Financing Mechanisms to Reduce the Conflicts.
To increase the likelihood of a successful liquidity event, investors should contemplate the following considerations during the financing. To reduce the potential for inherent conflicts that may arise at the time of sale, venture capitalists insisting on liquidation preferences which may leave the company’s common stock worthless should consider the use and implications of management carve outs, drag along rights and automatic conversion features. Management carve outs are provisions put into place whereby a certain amount or percentage of future sale proceeds will be set aside for management and other designated employees, and are structured so that any liquidation preferences of the preferred stock are subject to these initial carve out payments. Management carve outs can be an important tool to provide incentive for such individuals to stay with the company and support the transaction. Given the threat that liquidation preferences of the venture capitalists would eliminate or drastically reduce any return to those individuals holding common stock or options exercisable for common stock, such carve outs are designed to provide the economic justification for the recipients to both stay with the company and to maximize the company’s value. When considering such carve outs attention must be paid to tax matters, as by their nature carve outs will generally be treated as compensation income and not capital gain, which would be the treatment amounts received in the acquisition in respect of equity holdings or options.

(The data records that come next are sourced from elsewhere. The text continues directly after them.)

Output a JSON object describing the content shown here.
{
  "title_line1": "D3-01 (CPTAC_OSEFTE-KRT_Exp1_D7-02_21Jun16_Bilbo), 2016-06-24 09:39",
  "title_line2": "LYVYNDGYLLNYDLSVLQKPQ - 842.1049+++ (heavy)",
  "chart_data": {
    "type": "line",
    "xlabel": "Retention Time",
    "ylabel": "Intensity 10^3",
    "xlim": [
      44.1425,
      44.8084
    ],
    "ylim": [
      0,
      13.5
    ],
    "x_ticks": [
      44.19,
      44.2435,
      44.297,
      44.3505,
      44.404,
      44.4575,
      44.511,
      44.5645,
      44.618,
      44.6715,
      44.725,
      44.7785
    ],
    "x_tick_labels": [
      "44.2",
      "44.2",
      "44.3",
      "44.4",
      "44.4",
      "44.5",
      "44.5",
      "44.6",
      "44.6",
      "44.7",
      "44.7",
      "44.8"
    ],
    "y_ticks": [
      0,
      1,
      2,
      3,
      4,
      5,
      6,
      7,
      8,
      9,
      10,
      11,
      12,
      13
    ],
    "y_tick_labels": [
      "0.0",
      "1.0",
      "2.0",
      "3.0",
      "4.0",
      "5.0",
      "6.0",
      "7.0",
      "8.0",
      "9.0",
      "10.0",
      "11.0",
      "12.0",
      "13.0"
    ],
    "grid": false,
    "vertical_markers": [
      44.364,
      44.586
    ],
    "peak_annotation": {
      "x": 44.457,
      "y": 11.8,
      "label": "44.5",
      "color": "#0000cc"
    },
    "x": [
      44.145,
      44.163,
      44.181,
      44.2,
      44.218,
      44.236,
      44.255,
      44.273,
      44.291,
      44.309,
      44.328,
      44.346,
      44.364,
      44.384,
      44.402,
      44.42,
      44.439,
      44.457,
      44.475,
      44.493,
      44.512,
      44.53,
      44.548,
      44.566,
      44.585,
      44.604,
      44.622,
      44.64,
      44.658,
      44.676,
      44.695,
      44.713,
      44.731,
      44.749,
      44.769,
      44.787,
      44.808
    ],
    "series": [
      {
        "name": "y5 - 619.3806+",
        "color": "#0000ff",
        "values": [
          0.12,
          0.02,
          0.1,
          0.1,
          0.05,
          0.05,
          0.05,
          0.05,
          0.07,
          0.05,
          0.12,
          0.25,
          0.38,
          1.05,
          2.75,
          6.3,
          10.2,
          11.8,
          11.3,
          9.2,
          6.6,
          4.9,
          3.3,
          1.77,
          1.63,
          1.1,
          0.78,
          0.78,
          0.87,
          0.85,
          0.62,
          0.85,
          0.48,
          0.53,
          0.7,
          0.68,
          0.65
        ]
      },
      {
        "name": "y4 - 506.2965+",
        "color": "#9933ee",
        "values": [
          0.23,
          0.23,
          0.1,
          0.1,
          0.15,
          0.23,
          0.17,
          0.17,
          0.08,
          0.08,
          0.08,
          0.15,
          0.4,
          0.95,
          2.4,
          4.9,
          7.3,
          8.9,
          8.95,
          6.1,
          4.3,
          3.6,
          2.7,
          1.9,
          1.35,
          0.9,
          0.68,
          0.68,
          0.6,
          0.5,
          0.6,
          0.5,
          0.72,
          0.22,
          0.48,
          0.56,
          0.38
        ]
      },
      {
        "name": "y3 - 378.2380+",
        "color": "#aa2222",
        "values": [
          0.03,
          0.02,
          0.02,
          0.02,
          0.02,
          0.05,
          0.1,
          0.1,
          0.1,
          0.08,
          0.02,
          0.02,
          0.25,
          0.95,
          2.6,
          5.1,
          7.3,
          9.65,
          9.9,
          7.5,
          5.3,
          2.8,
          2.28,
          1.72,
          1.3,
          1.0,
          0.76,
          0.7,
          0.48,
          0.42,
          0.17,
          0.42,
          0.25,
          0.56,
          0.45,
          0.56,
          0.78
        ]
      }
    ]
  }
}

In addition to predetermining the division of the purchase price, other provisions can be employed to control the mechanics and negotiating dynamics which occur at acquisition time. Drag along rights are rights to force all shareholders to go along with a merger or other acquisition transaction approved by the board of directors or a majority of the investors. Such provisions remove the concern over obtaining the requisite vote to approve the transaction. Automatic conversion provisions permit the holders of a specified percentage (for instance, a majority or two thirds) of the outstanding shares of preferred stock, or alternatively, a specified percentage of the outstanding shares of one or more series of preferred stock, to cause the conversion of all of the outstanding preferred stock or all of the outstanding shares of one or more series of preferred stock, as the case may be, to common stock. Thus, a requisite number of preferred holders can force the others to convert, thereby sacrificing any liquidation preference they may be otherwise entitled to and substantially varying the manner in which the acquisition proceeds are allocated among the various classes of equity holders. These tools can smooth the process and help block strategies whereby a relatively new investor can either unduly hold up a deal or extract unreasonable concessions. The existence of such enabling provisions are important to buyers who generally do not want to get involved in three or more way discussions and always want deals to close as quickly as possible.

Conclusion.
In venture financing negotiations in today’s economic environment, companies and venture capitalists should contemplate the financing terms and considerations set forth above in the context of an eventual acquisition. Each of these provisions takes on increased importance in today’s economy, as the interplay between the provisions will moderate the existing tensions between the interests of the preferred shareholders, the common shareholders and oftentimes the acquiror itself. While a venture capitalist will be asking for liquidation preferences and participation rights that will often lead to little or nothing available for the holders of common stock in the event of an acquisition, along with drag along rights to ensure such an acquisition can occur, such inequalities and resulting issues can be tempered by provisions such as management carve out rights which assist to provide the proper incentives to each of the parties at issue. Finally, investors need to realize that the controlling provisions they negotiate today may, at best, simply improve their leverage at the time of an acquisition when management or other key common stockholder consensus is needed.